Item
8.01 Other Events
Waiver
of Reserve Requirements
On
September 30, 2020, the Company completed receipt of affirmative written confirmations from holders (each, a “Noteholder”)
of several of the Company’s outstanding convertible notes and related warrants that require the Company to reserve shares
of Common Stock for issuance upon conversion or exercise thereof of their agreement to waive such reserve requirements until November
25, 2020. The waivers became effective upon receipt of confirmation of the acceptance of the waiver requests by the Company from
all requested parties, the last of which was received on September 30, 2020. The reserve requirements associated with certain
currently convertible notes and warrants were not waived and remain in effect. The waivers were necessary to permit the issuances
of the Series H Preferred Stock described in Item 1.01 and the Series H Preferred Stock conversions and warrant exercises discussed
below.
Grant
of Common Stock Options
On
September 30, 2020, the Board granted a non-qualified option exercisable into 5,000,000 shares of Common Stock to Kathryn MacFarlane,
a non-qualified option exercisable into 2,000,000 shares of Common Stock to David Dickason, and additional non-qualified options
exercisable into 10,000,000 shares of Common Stock in the aggregate to vendors, in each case on either a discretionary basis or
for services rendered. Certain of the options vested on issuance, and the remainder will vest at various intervals, with the latest
vesting on September 30, 2021. All of the options will expire on September 30, 2025. The exercise price of the options is the
closing per share market price of shares of Common Stock as of the date of issuance, which was $0.0054 per share.
The
foregoing description of the options granted does not purport to be complete and is qualified in its entirety by reference to
the full text of the Form of Non-Statutory Stock Option Award Agreement under the 2015 Plan, a copy of which was filed by the
Company on July 8, 2015, as Exhibit 10.2 to a Current Report on Form 8-K, and which is incorporated herein by reference, as supplemented
by the addendum thereto, a copy of which was filed by the Company on December 14, 2017, as Exhibit 10.5 to a Current Report on
Form 8-K, which is also incorporated herein by reference.
Amendment
to Crown Bridge Note
On
September 29, 2020, the Company and Crown Bridge Partners, LLC (“Crown Bridge”) agreed by email to amend, effective
as of September 29, 2020, that certain Convertible Promissory Note, dated as of May 17, 2019 (the “CB Note”), and
that certain Common Stock Purchase Warrant, dated as of May 17, 2019 (the “CB Warrant”), each issued by the Company
for the benefit of Crown Bridge.

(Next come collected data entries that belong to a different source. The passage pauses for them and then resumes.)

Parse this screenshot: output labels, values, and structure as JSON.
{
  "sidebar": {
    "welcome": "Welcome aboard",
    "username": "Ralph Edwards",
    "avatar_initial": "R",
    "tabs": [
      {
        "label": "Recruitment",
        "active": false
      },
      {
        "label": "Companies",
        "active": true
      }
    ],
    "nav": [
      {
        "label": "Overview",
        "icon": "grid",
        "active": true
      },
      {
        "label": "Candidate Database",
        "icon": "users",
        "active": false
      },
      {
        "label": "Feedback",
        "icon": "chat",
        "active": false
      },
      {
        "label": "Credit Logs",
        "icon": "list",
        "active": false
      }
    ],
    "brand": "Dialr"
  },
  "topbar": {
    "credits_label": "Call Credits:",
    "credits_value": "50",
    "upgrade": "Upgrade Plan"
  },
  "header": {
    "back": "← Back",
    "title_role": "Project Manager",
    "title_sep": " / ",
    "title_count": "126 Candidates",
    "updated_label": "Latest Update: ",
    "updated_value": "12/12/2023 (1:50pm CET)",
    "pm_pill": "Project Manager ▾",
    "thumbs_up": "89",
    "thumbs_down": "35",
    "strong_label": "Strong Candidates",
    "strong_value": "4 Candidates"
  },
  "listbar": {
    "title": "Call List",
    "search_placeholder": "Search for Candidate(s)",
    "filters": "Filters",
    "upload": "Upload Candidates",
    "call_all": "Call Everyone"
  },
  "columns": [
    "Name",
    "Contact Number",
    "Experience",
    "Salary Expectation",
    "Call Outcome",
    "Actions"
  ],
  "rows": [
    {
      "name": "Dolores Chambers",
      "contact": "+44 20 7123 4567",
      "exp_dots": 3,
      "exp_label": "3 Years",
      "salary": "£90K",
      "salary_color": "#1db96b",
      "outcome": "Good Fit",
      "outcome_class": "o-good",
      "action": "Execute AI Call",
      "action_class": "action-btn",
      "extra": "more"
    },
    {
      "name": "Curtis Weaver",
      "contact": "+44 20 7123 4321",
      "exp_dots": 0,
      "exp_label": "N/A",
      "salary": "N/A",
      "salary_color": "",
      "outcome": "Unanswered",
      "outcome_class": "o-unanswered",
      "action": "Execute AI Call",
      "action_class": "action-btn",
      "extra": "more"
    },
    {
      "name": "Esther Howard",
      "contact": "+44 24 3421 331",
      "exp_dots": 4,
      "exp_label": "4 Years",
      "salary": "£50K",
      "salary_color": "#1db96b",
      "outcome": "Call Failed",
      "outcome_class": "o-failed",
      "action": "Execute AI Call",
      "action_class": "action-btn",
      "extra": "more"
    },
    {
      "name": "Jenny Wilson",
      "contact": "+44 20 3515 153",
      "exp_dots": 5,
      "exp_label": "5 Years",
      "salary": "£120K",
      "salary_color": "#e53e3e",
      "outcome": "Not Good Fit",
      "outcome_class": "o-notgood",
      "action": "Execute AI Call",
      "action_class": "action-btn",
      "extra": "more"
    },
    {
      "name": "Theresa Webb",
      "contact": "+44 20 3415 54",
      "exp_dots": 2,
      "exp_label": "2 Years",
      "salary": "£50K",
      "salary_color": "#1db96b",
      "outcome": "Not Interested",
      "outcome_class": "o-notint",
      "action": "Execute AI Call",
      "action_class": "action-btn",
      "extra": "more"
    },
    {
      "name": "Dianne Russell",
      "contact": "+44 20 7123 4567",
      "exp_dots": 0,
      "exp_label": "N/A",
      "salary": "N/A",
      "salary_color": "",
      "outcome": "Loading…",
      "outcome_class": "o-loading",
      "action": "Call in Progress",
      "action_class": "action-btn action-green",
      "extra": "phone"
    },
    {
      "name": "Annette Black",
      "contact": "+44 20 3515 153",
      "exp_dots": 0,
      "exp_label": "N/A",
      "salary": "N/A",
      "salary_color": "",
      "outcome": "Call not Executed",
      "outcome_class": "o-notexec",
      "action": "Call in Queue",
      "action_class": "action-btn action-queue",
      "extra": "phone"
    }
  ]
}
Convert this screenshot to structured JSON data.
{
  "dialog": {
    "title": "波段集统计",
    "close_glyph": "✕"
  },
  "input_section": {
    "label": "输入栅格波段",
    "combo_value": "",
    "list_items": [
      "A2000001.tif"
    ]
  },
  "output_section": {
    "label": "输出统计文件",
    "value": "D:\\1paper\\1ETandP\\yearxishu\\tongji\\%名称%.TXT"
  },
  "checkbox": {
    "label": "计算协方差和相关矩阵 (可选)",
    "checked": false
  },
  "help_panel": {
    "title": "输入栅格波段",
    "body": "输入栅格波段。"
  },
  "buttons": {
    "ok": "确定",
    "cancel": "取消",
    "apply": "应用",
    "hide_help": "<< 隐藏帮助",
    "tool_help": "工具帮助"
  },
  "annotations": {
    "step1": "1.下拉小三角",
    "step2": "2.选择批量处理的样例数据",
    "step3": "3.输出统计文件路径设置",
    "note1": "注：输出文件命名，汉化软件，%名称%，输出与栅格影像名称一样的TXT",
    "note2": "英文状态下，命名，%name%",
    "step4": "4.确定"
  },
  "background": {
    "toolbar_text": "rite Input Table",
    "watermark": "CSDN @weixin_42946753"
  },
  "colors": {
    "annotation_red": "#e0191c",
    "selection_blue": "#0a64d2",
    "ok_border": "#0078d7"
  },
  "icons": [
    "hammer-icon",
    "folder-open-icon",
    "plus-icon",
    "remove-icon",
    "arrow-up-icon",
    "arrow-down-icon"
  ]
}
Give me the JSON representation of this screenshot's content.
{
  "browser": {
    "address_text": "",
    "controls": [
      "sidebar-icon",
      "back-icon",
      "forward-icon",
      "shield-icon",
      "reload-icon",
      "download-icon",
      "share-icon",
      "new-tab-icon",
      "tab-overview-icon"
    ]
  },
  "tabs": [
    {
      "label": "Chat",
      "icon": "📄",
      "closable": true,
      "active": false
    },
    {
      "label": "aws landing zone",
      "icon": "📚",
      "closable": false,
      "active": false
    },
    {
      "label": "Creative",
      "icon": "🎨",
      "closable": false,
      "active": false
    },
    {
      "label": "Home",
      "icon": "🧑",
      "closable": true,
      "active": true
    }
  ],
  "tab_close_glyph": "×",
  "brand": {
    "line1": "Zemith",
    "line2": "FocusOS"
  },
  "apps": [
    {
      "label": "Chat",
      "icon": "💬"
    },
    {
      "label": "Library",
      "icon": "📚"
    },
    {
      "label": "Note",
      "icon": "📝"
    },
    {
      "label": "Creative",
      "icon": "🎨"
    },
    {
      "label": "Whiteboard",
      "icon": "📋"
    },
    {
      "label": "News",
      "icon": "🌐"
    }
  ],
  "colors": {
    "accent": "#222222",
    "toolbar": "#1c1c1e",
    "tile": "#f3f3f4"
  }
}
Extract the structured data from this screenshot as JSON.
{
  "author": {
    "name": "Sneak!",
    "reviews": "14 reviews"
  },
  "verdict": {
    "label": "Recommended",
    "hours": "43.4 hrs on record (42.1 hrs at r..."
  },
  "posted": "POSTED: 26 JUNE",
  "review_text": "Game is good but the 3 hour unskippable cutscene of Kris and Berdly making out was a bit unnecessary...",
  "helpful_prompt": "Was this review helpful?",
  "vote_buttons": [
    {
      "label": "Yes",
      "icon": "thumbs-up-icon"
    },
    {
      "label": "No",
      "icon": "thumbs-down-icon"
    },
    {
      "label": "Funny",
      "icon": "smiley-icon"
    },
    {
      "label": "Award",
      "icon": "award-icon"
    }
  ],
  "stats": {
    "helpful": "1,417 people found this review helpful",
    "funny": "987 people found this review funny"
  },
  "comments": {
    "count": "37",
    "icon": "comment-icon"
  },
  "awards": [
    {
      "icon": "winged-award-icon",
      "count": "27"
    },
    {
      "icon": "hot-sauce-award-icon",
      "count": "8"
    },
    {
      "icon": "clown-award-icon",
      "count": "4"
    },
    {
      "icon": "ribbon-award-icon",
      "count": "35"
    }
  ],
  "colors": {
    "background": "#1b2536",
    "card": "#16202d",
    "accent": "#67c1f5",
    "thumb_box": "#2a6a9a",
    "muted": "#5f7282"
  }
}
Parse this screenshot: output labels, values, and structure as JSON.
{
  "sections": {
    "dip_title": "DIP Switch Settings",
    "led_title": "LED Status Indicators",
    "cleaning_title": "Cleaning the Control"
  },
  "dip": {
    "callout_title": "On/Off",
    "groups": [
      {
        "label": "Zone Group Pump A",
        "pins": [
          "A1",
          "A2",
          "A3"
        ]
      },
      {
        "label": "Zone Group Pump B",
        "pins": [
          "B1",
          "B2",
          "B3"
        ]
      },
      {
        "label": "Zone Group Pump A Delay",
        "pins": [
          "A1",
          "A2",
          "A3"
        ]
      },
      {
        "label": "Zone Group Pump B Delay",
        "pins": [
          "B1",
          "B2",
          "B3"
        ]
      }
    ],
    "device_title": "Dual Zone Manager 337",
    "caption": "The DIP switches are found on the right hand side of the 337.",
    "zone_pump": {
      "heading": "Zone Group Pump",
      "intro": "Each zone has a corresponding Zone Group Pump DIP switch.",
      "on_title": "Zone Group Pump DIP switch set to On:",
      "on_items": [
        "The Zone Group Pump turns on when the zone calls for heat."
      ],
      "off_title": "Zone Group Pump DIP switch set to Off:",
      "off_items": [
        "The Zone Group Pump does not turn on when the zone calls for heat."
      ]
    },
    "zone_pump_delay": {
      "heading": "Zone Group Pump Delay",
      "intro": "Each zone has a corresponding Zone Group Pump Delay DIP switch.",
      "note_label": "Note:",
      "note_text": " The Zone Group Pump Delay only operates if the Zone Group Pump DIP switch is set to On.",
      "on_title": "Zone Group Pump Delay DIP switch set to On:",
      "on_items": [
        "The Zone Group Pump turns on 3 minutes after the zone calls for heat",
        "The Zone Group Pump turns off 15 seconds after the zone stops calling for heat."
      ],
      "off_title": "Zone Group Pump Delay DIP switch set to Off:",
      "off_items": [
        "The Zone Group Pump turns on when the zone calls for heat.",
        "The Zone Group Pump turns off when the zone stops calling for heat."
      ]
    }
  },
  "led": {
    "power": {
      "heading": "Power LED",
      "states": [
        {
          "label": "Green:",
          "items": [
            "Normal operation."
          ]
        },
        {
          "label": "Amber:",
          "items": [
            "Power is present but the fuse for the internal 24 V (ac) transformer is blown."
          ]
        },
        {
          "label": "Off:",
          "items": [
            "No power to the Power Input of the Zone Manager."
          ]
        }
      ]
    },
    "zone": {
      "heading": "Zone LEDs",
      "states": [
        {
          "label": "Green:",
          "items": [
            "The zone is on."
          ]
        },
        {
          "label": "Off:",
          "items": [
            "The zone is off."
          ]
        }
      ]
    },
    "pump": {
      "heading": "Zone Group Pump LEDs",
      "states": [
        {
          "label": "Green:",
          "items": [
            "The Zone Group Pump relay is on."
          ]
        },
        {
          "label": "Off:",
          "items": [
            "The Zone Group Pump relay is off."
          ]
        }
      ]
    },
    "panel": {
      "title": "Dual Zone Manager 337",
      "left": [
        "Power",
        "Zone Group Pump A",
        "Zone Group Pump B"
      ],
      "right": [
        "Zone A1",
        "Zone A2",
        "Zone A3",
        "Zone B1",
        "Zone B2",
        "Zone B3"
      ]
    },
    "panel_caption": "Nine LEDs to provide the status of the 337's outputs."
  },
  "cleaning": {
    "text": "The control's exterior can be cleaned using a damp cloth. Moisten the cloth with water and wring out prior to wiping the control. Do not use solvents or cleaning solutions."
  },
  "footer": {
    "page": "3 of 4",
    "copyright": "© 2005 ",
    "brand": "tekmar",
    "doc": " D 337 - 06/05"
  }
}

The amendment reduces the number of authorized shares of Common Stock that the Company must reserve
for issuance from ten times the number of shares that are issuable upon full conversion of the CB Note and full exercise of the
CB Warrant to six times the number of shares that are issuable upon full conversion of the CB Note and full exercise of the CB
Warrant.
The
CB Note and CB Warrant were filed by the Company on May 23, 2019 as exhibits to a Current Report on Form 8-K.
Outstanding
Share Count
As
of close of business on September 30, 2020, there were 577,842,003 shares of Common Stock issued and outstanding as compared to
307,430,693 shares issued and outstanding as of August 17, 2020, as reported on the Company’s Quarterly Report on Form 10-Q
for the quarter ended June 30, 2020. The increase of 270,411,310 shares issued and outstanding resulted from the conversion of
all of the outstanding shares of Series H Preferred Stock, inclusive of accrued but unpaid dividends, into 253,774,260 shares
of Common Stock, as well as the exercise of outstanding warrants into 16,637,050 shares of Common Stock. An aggregate of 216,100,903
of such newly issued shares of Common Stock were issued to Mr. Jones and the various trusts into which all Series H Preferred
Stock received by both Mr. Margolis and Dr. Lippa were previously transferred.